While Data Science is something we’ve covered here in the past, measuring software starts from much more basic pieces. At some point during the development process of a cloud service, usually by the time you get ready for first public deployment, you’ll need to address the question of how you monitor the performance of the app and inspect it during troubleshooting. Some aspects of this will depend on specifics of your software and business, but there are a lot of standard best practices too. Lets start from there.

First of all, you will obviously need to collect and monitor the performance of the servers the app is deployed on. Fortunately this is a fairly trivial point in the day and age of cloud servers. Every major cloud platform provides virtual machine level metrics by default. On Amazon Web Services, this is CloudWatch, which at a basic level is a free tool, though you can purchase additional services for more detail.

Monitoring just the host level is the bare minimum.
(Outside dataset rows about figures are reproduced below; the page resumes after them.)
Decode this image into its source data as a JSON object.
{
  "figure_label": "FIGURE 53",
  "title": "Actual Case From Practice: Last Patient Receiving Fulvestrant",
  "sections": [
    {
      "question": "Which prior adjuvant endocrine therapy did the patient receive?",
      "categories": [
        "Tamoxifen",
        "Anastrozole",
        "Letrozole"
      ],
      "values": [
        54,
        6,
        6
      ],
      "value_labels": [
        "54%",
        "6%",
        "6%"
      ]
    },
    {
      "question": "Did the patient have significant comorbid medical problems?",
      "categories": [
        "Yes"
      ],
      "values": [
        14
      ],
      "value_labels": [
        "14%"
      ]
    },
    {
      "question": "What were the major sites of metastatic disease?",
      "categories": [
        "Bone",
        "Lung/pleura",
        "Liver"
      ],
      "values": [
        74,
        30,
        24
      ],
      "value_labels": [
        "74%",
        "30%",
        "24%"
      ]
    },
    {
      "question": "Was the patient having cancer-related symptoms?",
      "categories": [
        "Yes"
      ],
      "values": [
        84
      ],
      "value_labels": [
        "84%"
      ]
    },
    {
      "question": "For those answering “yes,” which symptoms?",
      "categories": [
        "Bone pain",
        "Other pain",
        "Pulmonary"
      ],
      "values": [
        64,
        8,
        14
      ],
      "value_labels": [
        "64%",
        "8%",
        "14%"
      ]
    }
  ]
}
You will want to have both performance metrics and event log data from the app code as well, because it will be the only way you can correlate usage to performance. You’ll probably also end up having more than one server instance, and want to be able to both aggregate and slice-and-dice that performance data across the whole infrastructure. For these purposes, or if you’re running on dedicated hardware rather than the cloud, read on.
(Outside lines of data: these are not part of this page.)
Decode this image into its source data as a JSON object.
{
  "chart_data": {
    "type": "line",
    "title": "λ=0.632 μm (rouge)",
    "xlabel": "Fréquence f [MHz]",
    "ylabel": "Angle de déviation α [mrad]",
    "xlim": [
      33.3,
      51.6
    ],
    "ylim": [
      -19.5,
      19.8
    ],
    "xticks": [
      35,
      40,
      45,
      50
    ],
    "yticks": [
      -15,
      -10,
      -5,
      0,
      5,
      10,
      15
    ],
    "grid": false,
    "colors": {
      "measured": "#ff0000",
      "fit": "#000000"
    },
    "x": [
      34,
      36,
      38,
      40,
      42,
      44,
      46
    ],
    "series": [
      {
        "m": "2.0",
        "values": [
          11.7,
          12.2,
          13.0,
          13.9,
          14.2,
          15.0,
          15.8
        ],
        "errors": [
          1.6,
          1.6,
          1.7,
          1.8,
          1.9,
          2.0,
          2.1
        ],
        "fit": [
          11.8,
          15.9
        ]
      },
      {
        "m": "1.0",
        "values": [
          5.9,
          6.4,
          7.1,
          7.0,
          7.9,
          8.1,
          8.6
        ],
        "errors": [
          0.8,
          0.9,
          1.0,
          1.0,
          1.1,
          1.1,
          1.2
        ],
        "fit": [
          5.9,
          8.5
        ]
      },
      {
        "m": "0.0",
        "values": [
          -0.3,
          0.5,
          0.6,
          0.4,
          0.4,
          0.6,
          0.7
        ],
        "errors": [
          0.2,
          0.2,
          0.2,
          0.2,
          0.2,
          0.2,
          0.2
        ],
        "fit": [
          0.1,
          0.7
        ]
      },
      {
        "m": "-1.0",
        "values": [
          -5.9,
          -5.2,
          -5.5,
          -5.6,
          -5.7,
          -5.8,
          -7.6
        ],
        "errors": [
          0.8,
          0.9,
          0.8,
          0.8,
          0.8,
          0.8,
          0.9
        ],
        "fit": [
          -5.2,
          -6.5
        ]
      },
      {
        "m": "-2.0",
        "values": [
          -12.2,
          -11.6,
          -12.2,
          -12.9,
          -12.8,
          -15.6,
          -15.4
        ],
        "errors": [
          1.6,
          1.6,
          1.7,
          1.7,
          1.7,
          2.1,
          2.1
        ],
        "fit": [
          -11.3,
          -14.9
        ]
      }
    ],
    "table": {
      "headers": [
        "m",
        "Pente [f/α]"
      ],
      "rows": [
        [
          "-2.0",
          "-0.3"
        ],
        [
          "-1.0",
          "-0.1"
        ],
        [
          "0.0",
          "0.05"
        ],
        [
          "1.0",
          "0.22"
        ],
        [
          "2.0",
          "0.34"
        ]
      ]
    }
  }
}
Performance monitoring on the app level requires a solution in a few layers:

  1. Collecting the performance data, typically with a monitoring agent embeded into the components.
  2. Aggregated storage of the metrics
  3. Visualization, eg dashboards and interactive reports
  4. Alerting for anomalies or thresholds being exceeded

Two great services which will take care of most things you’d need are New Relic and DataDog. New Relic is slightly more focused on being able to trace transactions deep in your app (awesome for debugging and profiling), while DataDog has a wider coverage of various integrations it can collect performance metrics from and flexibility in the dashboards you can produce from those metrics. Both are great, and you’re likely to be happy with either. These are comprehensive packages that will provide tools to every one of the points above. They also combine, and there are good reasons to use multiple tools, but try to keep things simple.

If you’re rolling your own, the two choices to look at for the mid layers will be Grafana and Kibana. Both are very capable, but at the time I’m writing this (in June 2016), Elasticsearch + Kibana have a slight edge over Grafana with easier set-up for alerting. In most circumstances, whichever platform you go with, the host agent of choice will be Collectd, which not only collects host metrics itself, but is also capable of aggregating app metrics, plus Logstash which will do the work of collecting both metrics and log data from multiple sources to forward it to almost any target.
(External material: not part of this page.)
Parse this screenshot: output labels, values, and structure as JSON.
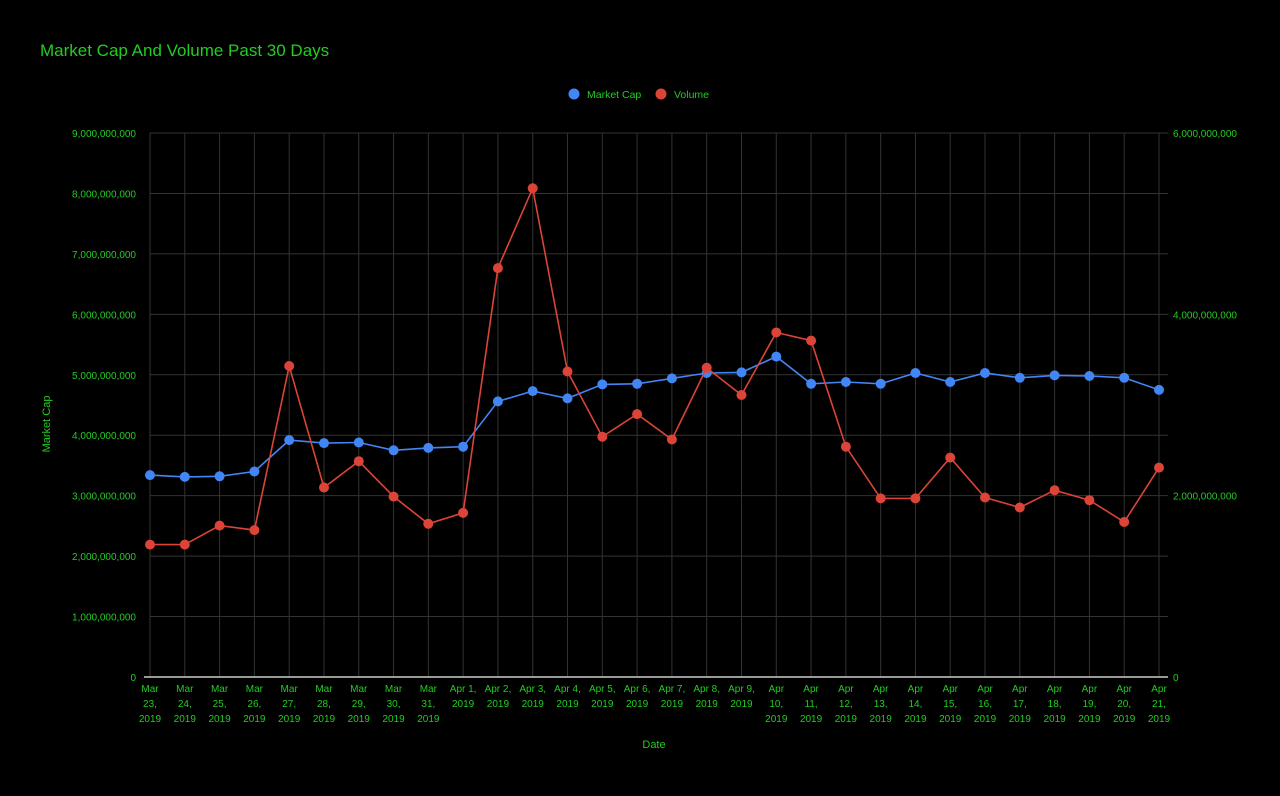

But wait, the story isn’t over! How do you instrument your code for the performance metrics? And how do you manage the alerts and their subsequent actions? Lets tackle the latter first, because it’s really a no-brainer. PagerDuty is an awesome service, and you should not try to roll your own instead of it, because there’s a lot of ways you could fail, and you don’t want that “site is down, wake up the on-duty engineer” message to fail. You could get away with direct alert delivery if the engineering team is just yourself, but as soon as you’re sharing that work with someone else, PagerDuty makes life much nicer. You can of course also just send your alerts straight to Slack, but you’re going to want to have a bit more structure sooner or later.

The code instrumentation takes a bit more to cover. First, there’s the question of what your language of choice is. I’m most familiar with the JVM based frameworks, and for Java, Dropwizard Metrics is a pretty easy default. The same API has also been ported to Node.js. You can find similar packages for every major framework. The question of what metrics you should implement will take another post.